This article in the Christian Science Monitor tries to balance out the recent Mulsim violence with Christian, Buddhist, Jewish violence counterexamples...
Last week conservative columnist Jeff Jacoby of the Boston Globe looked at this "dark side of the force" as he saw it manifested in recent events. Jacoby asked an important question: why are we so upset with reports that Newsweek printed a short piece about the desecration of the Koran at Guantanamo, but not at the reaction in Afghanistan that led to the deaths of at least 16 people?...
(Then again, both Afghanistan president Harmid Karzai and General Richard Myers, chairman of the US Joint Chiefs of staff, denied the riots had been prompted by the Newsweek article, calling them instead “a political act against Afghanistan's stability.” Karzai said Monday that "we know who did this" and it wasn't connected to the Koran article.)
But then Jacoby writes that this kind of reaction to a perceived slight is one reason why Muslims are so disrespected in the West - violence, it seems to Jacoby, is second nature to Muslims and to Islam, but not to other religions.
Christians, Jews, and Buddhists don't lash out in homicidal rage when their religion is insulted. They don't call for holy war and riot in the streets. It would be unthinkable for a mainstream priest, rabbi, or lama to demand that a blasphemer be slain.
The above paragraph makes an interesting point. There's only one problem with it - it's wrong..,
The author of the above, Tom Regan, than goes on to cite examples of such violence, namely among the Irish in Ireland, and between the Tamil Tigers and the Sri Lankan government- the latter being an example of Buddhist/Hindu violence.

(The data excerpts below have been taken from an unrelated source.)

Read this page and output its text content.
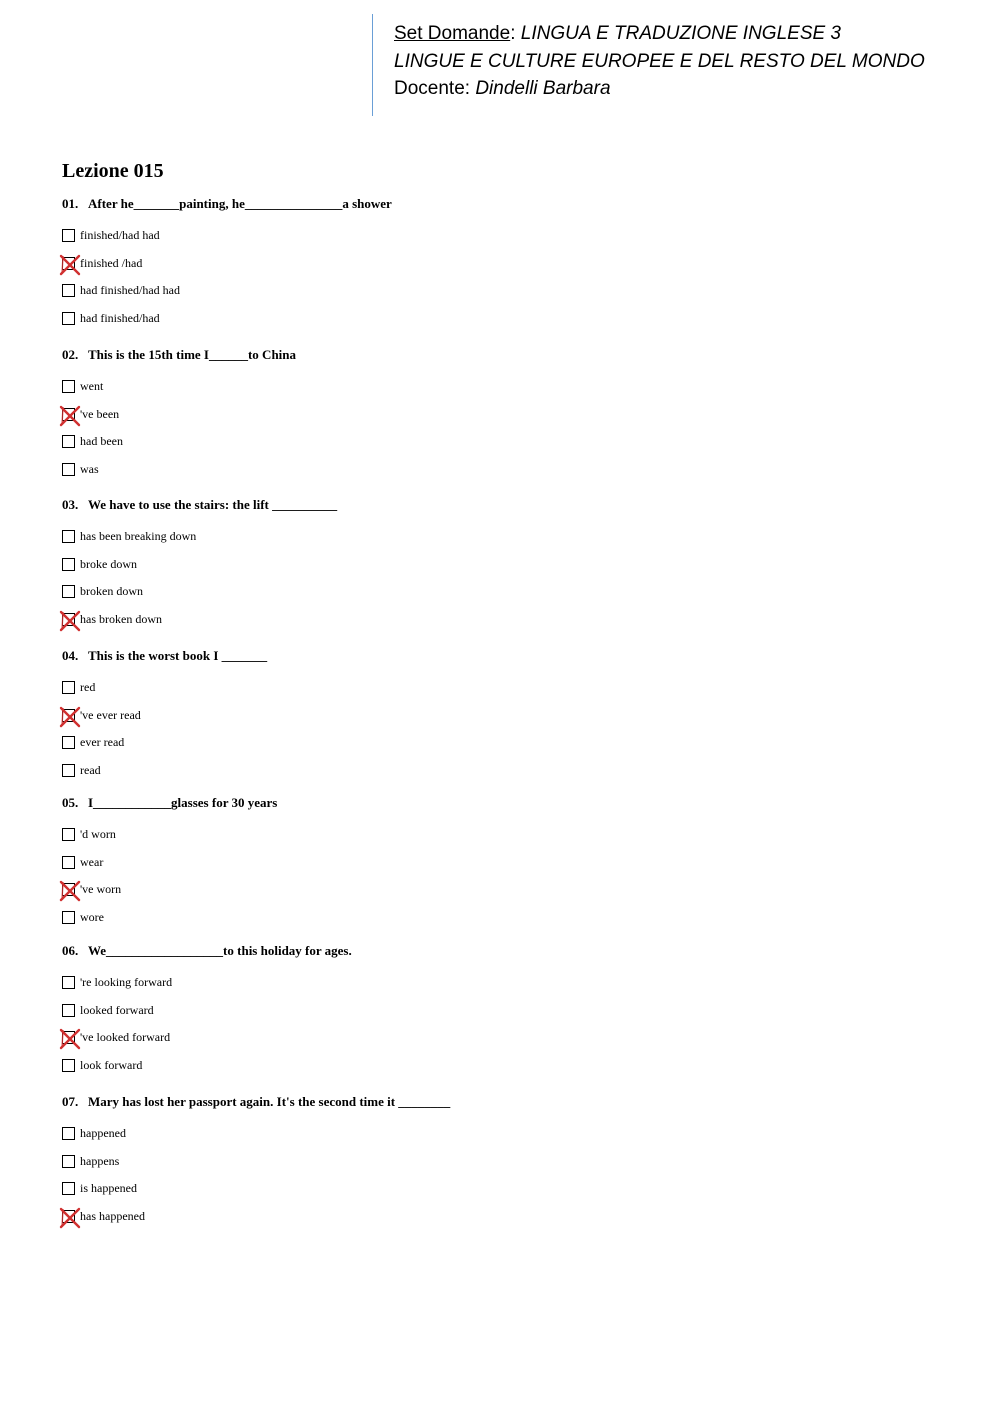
Set Domande: LINGUA E TRADUZIONE INGLESE 3
LINGUE E CULTURE EUROPEE E DEL RESTO DEL MONDO
Docente: Dindelli Barbara
Lezione 015
01. After he_______painting, he_______________a shower
finished/had had
finished /had
had finished/had had
had finished/had
02. This is the 15th time I______to China
went
've been
had been
was
03. We have to use the stairs: the lift __________
has been breaking down
broke down
broken down
has broken down
04. This is the worst book I _______
red
've ever read
ever read
read
05. I____________glasses for 30 years
'd worn
wear
've worn
wore
06. We__________________to this holiday for ages.
're looking forward
looked forward
've looked forward
look forward
07. Mary has lost her passport again. It's the second time it ________
happened
happens
is happened
has happened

Neglecting the fact that these happen to be examples of political liberationn movements, not primarily religious disputes (of which the same could be said for Muslim/Christian/Jewish violence examples given) it can be said that merely calling one's self a member of a religious group should not, in and of itself, define the tenets of the religion, although naturally it colors another religions' followers' view of that religion.
In Buddhism, caveat emptor is pretty much a tenet of the religion- rely on yourself the Buddha said.
Regan goes on to cite a Beliefnet article on this subject, but seems to entirely miss the point.
The pathology of religious violence is aided and abetted and enabled by political impotence, plain and simple.
Addressing political impotence- yes, impotence- of those who have been disenfranchised, even those righties in the US- will do much more to smother the flames of resentment that lead to violence than it will to either appease them or outright oppose them.